Trump was visiting the tomb of Rabbi Menachem Mendel Schneerson, a holy figure among followers of the Hasidic Chabad movement in New York, where he prayed for the release of the remaining hostages held by Hamas. The site has become something of a campaign fixture for the Trump family during election season, with his son-in-law Jared Kushner and his daughter Ivanka, both having made an appearance there in the past.
“This is who Zion Don is commemorating and praying to today,” said another post on a Telegram channel linked to a designated terror group, referring to Schneerson. Another adjacent channel, offered up the suspicion that Trump had secretly “converted to Judaism” in 2017.
“In the context of the far right, antisemitism is the driving force,” said Wendy Via, the co-founder of the Global Project Against Hate and Extremism (Gpahe) and expert on far-right extremism. “But they are absolutely willing to set that aside for their own interest, right? They’re either willing to amp it up or set it aside for their own interest.”
Extremists on the far right are always willing to abandon political candidates they have previously supported, according to Via.
“You have to look at everything they say, through the context of what is going to help them achieve what they think they need,” she said.
Before Schneerson’s death in 1994, the Israeli prime minister, Benjamin Netanyahu, personally knew and revered him as a sort of spiritual adviser during his time as the Israeli ambassador to the United Nations in the 80s.
Far-right extremists picked up on that association as a conspiracy holding that Schneerson prophesied that “Netanyahu had been picked by God to hasten the Messiah aka the Antichrist.”
The same far-right channel, with over 5,000 subscribers, continued: “Netanyahu’s aggressive ethnic cleansing of Gaza and push for settlement of the West Bank is clearly an attempt to fulfill the prophecy of the ‘coming of the Messiah’ in Israel.”

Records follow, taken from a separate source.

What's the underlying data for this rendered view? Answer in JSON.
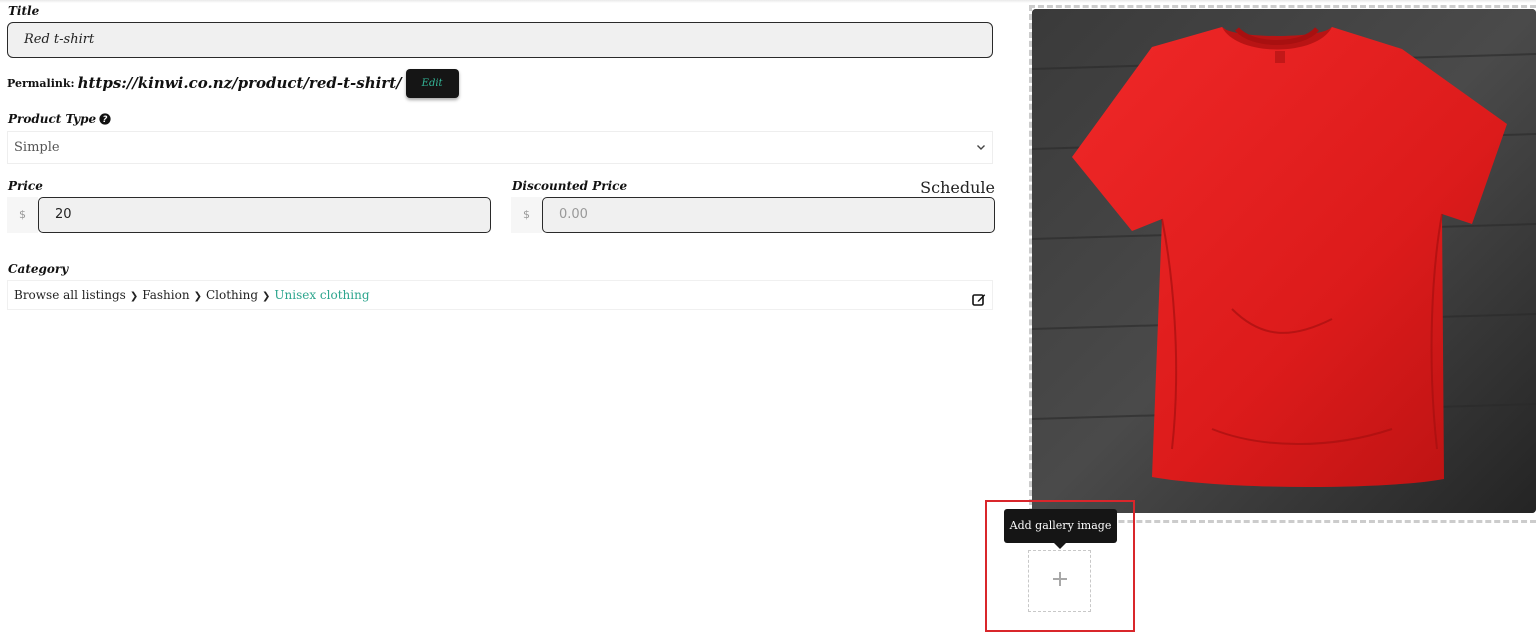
{
  "form": {
    "title_label": "Title",
    "title_value": "Red t-shirt",
    "permalink_label": "Permalink:",
    "permalink_url": "https://kinwi.co.nz/product/red-t-shirt/",
    "permalink_edit_label": "Edit",
    "product_type_label": "Product Type",
    "product_type_help_icon": "question-circle-icon",
    "product_type_value": "Simple",
    "price_label": "Price",
    "price_currency": "$",
    "price_value": "20",
    "discounted_price_label": "Discounted Price",
    "discounted_currency": "$",
    "discounted_placeholder": "0.00",
    "schedule_label": "Schedule",
    "category_label": "Category",
    "category_path": [
      "Browse all listings",
      "Fashion",
      "Clothing"
    ],
    "category_current": "Unisex clothing",
    "category_edit_icon": "edit-icon"
  },
  "media": {
    "featured_image_alt": "red-tshirt-photo",
    "gallery_tooltip": "Add gallery image",
    "add_gallery_icon": "plus-icon"
  },
  "colors": {
    "accent_teal": "#2ca58d",
    "dark_button": "#151515",
    "highlight_red": "#d9262b",
    "shirt_red": "#e21d1d"
  }
}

Nick Fuentes, a more mainstream and infamous white nationalist who once publicly dined with the former president, seized on Trump’s visit to preach to his so-called Groyper movement. He posted to X, formerly Twitter, that he considered the Hamas attack as “staged” to “justify Israel’s unfolding war to destroy Iran and its proxies”.
“His second term is going to be BASED!” he sarcastically posted, damning Trump for his full backing of the Israel Defense Forces in Gaza and Lebanon.

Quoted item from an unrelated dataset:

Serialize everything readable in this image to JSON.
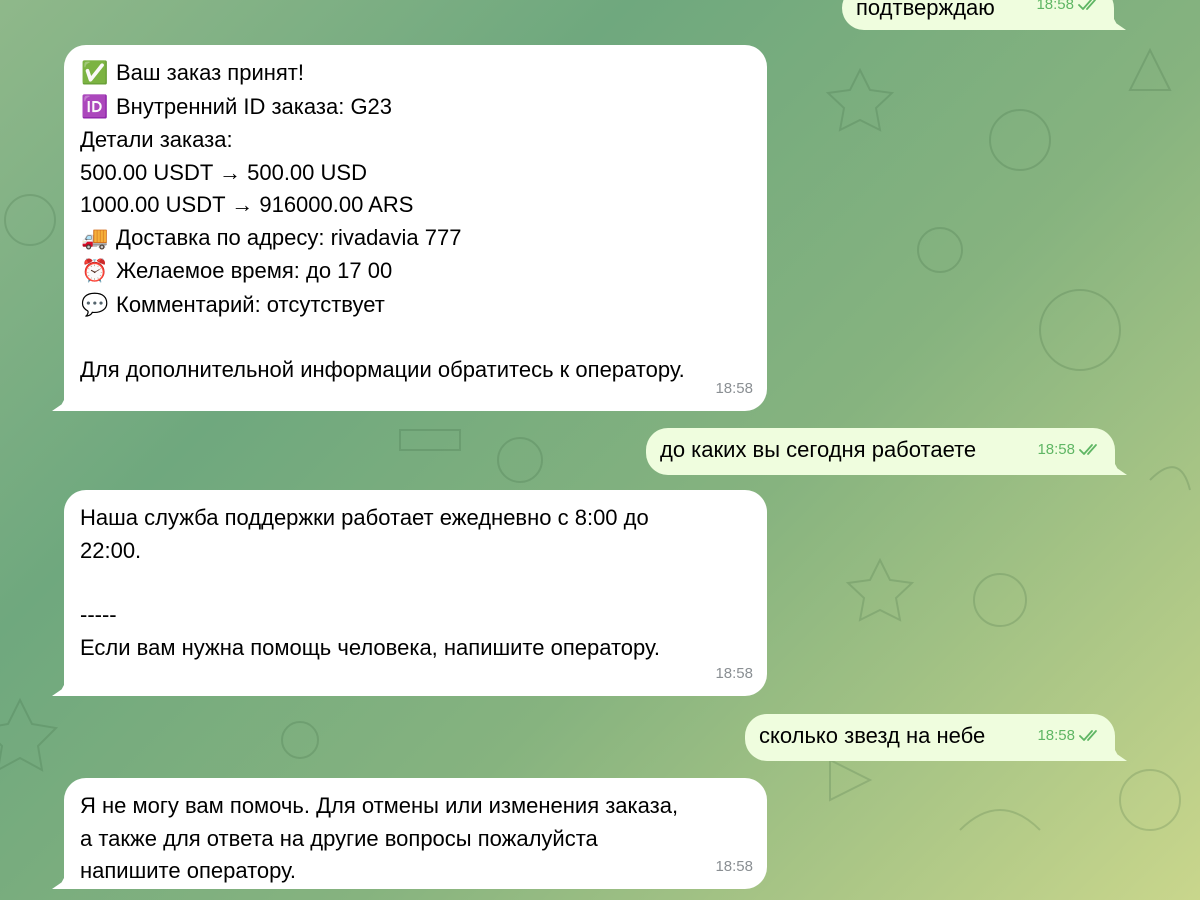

Via said she thought it was “Nick Fuentes, being Nick Fuentes” and that “the idea that anybody is going to be supportive of the Jewish community is completely anathema to him”.
Polls have shown the war in Gaza is mostly unpopular among a plurality of Americans.
And the anti-war position, whether for Republicans or Democrats, could become a key deciding factor in states like Michigan where a significant Arabic diaspora is seen as a political weakness for both Trump and Harris.
One of Trump’s first acts as president was to institute a “Muslim ban” on immigration from countries where Islam is the leading faith. Harris, meanwhile, continues to suffer from her association with the Biden administration’s steadfast and continued arming of the IDF in the face of alleged war crimes.
Finding strange bedfellows among neo-Nazi extremists and anyone opposing the state of Israel, on the other hand, isn’t a new phenomenon.
As early as October 2023, an anonymous neo-Nazi writer on a website founded by members of Atomwaffen Division, a designated terrorist group in several countries, wrote: “I for one only support cases such as Hamas’s struggle in Palestine.”
The Jewish community of New York has also become a point of fixation among rightwingers.
In January, when the world headquarters of the Chabad movement was caught illegally digging tunnels in Brooklyn streets to create more prayer space, neo-Nazis used the incident to spin antisemitic propaganda they still refer to today.